Senator Sharon Keogan — Neutrality and EU Covid Enquiry
"Russia’s invasion of Ukraine is forcing Ireland to rethink its long tradition of military neutrality."
This is not the conjecture of some online theorist, or the fear-mongering of a political radical, but it is a quote from our Minister of State with responsibility for European affairs. Speaking last week he said that public opinion may not be ready but he thought that a citizens’ assembly might take a look at the question with a view to amending the national stance of non-membership of military alliances. This is shocking stuff. Ireland’s military neutrality has its origins in the birth of the State, making it as time-honoured a fixture of our international identity as is possible. That would be a drift towards its erasure, or for it to be steered behind the cover of a foreign conflict is unconscionable.

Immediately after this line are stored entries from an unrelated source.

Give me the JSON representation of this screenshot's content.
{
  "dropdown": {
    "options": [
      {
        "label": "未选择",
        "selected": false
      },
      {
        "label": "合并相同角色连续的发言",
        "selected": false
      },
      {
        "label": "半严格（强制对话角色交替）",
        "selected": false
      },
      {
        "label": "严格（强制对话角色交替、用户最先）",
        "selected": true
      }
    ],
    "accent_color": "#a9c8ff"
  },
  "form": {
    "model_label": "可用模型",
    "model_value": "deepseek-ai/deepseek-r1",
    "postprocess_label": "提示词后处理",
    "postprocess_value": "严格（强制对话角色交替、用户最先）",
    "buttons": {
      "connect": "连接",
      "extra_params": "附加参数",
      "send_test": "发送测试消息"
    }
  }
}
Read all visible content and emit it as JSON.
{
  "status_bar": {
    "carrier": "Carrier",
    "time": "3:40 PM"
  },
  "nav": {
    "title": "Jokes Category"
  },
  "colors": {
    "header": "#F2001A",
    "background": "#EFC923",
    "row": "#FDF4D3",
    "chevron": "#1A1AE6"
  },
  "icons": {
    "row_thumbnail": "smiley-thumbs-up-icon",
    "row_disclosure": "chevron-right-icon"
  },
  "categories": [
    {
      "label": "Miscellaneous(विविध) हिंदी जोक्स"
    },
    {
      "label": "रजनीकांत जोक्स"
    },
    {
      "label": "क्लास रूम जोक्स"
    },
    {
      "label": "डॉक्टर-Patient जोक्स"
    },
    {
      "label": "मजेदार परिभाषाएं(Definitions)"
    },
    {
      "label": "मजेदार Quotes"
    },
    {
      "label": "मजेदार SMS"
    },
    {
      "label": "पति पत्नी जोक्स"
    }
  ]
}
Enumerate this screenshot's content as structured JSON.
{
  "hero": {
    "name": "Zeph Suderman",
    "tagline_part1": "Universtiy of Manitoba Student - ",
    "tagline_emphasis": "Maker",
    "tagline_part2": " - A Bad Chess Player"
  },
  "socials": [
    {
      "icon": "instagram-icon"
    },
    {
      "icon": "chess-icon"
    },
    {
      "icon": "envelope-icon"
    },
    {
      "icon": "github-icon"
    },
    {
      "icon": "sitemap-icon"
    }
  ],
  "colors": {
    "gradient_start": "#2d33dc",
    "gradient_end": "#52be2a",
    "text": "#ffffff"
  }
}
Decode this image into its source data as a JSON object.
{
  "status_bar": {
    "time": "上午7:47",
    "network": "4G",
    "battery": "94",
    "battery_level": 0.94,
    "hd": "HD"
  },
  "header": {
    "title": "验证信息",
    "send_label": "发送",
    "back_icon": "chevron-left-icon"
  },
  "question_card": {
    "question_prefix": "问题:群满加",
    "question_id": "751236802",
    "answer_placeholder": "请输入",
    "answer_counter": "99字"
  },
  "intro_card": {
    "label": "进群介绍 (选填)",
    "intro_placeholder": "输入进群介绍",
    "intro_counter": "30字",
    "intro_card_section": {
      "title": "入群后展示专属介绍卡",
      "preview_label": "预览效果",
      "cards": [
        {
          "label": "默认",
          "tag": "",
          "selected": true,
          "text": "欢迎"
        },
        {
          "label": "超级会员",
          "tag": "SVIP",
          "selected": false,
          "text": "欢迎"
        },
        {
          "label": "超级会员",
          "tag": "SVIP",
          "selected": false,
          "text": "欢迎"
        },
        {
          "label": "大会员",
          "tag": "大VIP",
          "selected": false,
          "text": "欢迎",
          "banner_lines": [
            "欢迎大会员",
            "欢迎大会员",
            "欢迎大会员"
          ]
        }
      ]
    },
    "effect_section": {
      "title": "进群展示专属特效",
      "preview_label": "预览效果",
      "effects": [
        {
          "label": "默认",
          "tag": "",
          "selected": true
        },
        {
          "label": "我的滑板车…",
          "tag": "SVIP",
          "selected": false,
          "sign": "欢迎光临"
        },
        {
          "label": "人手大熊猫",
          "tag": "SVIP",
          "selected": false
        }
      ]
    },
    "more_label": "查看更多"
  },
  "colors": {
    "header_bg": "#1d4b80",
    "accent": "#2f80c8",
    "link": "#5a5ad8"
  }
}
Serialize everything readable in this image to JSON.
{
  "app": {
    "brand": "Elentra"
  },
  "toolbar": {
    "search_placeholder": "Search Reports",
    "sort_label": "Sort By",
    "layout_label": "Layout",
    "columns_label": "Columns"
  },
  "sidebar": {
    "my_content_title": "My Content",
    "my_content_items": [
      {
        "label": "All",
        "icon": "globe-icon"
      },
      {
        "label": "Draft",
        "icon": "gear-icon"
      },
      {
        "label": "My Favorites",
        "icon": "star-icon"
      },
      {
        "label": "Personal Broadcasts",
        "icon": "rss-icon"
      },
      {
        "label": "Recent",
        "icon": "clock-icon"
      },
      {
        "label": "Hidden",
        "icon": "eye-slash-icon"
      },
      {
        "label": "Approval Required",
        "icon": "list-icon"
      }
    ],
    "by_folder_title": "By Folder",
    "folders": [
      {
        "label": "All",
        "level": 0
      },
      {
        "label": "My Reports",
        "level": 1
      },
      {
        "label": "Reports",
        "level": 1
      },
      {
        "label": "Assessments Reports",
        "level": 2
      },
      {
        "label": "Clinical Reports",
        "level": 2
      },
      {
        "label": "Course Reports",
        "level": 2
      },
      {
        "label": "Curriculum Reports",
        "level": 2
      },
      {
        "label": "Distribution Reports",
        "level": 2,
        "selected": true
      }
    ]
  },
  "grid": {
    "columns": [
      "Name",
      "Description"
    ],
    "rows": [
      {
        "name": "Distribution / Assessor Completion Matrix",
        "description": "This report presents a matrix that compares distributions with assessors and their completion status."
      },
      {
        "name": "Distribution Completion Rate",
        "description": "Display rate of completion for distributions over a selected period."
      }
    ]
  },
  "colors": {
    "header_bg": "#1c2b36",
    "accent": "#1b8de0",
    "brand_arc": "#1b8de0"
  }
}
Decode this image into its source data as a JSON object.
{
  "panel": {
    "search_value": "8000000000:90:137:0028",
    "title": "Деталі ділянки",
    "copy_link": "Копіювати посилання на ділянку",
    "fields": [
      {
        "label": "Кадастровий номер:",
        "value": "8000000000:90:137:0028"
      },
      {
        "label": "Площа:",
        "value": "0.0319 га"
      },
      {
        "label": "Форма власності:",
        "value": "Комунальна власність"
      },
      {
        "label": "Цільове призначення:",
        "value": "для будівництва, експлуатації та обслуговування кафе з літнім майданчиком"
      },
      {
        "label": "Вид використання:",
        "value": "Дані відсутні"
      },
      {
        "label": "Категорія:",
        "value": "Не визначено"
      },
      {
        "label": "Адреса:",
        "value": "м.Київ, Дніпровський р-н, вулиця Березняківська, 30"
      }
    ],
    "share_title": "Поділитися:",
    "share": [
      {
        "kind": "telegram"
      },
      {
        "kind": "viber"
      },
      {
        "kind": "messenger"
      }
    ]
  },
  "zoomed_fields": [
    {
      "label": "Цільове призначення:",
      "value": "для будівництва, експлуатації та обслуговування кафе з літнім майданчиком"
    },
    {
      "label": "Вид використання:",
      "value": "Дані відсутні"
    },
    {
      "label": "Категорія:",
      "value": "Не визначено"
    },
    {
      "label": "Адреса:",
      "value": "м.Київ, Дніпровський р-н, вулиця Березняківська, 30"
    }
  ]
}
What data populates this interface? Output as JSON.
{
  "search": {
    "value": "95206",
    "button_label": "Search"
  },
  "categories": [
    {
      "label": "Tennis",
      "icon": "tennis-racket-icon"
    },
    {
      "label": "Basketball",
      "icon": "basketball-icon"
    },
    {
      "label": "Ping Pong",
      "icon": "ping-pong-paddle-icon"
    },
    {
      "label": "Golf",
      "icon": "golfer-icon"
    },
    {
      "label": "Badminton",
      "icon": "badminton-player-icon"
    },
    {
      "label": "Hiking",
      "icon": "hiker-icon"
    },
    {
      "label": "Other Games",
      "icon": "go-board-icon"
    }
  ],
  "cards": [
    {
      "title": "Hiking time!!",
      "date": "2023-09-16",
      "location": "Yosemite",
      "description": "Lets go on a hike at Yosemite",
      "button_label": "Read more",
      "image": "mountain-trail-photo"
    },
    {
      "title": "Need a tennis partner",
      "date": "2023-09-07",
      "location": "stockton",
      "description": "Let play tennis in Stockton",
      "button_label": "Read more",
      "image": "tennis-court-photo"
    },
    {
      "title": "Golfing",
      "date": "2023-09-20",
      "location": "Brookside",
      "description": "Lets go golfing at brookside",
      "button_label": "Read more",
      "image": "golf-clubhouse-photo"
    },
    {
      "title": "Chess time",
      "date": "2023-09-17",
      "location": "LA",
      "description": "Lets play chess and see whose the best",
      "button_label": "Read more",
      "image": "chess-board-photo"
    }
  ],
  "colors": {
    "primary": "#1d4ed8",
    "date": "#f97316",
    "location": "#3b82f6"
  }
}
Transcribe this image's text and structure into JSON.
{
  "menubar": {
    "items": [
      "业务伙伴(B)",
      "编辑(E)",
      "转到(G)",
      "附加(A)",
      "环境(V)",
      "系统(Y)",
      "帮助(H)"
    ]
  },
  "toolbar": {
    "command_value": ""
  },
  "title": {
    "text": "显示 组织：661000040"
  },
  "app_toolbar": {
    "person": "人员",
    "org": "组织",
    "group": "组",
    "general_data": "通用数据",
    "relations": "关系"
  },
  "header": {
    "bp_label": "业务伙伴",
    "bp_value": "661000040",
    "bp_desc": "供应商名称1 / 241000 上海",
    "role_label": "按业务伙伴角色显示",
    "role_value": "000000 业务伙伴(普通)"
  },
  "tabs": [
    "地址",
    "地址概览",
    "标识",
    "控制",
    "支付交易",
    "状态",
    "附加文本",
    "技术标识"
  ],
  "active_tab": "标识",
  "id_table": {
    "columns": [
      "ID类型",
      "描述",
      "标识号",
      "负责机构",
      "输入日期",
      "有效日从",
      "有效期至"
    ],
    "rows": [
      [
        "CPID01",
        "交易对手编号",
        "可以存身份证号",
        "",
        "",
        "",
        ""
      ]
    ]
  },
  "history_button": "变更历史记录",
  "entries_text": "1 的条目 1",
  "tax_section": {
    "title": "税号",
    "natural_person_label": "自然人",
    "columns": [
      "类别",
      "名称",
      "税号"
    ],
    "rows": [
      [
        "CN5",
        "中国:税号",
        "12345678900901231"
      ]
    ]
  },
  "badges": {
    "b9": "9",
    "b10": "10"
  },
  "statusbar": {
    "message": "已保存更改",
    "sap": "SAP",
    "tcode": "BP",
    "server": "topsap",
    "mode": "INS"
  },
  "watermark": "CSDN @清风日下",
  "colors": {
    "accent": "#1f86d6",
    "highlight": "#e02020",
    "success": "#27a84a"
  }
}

The vast majority of Irish people correctly hold our neutrality in high esteem and I for one do not want to sit and watch that being cynically undermined by concerted efforts in the service of supernational interests. Some proponents of a more hands-on approach to war may feel as if our neutrality has us sitting on the sidelines when we could be helping. Nothing could be further from the truth. The sustained neutrality of countries such as Ireland allow us to be highly trusted brokers of peace on the international stage and to lead by example in that regard.
In other news, the intense public scrutiny of the European Commission’s deal to purchase up to 1.8 billion Pfizer Covid-19 vaccine doses is now being matched by official scrutiny. The European Public Prosecutor's Office, EPPO, has confirmed that it has an ongoing investigation into the acquisition of Covid-19 vaccines in the EU. The European Court of Auditors has already found that a joint negotiation team was not involved in striking the Pfizer vaccine deal, in direct violation of a previously agreed protocol. Allegations have been levelled at Pfizer’s CEO negotiating the contract through text messages with the Commission’s President, where this will see his product dominate the EU’s vaccine portfolio until the end of 2023. These texts have since been deleted. He must have studied the Irish school of diplomatic politics.
The European Court of Auditors established that Dr. von der Leyen had intervened in early talks with Pfizer and had sidelined the usual negotiating teams to personally hash out a preliminary deal. Further information was sought from the Commission on this but, however, none was forthcoming. We are not expected to hear anything more until the investigators themselves offer more clarity on the matter, or journalists do it for them. Some millions of eyes are now on the European Commission and I am sure that we are all looking forward to what will be seen.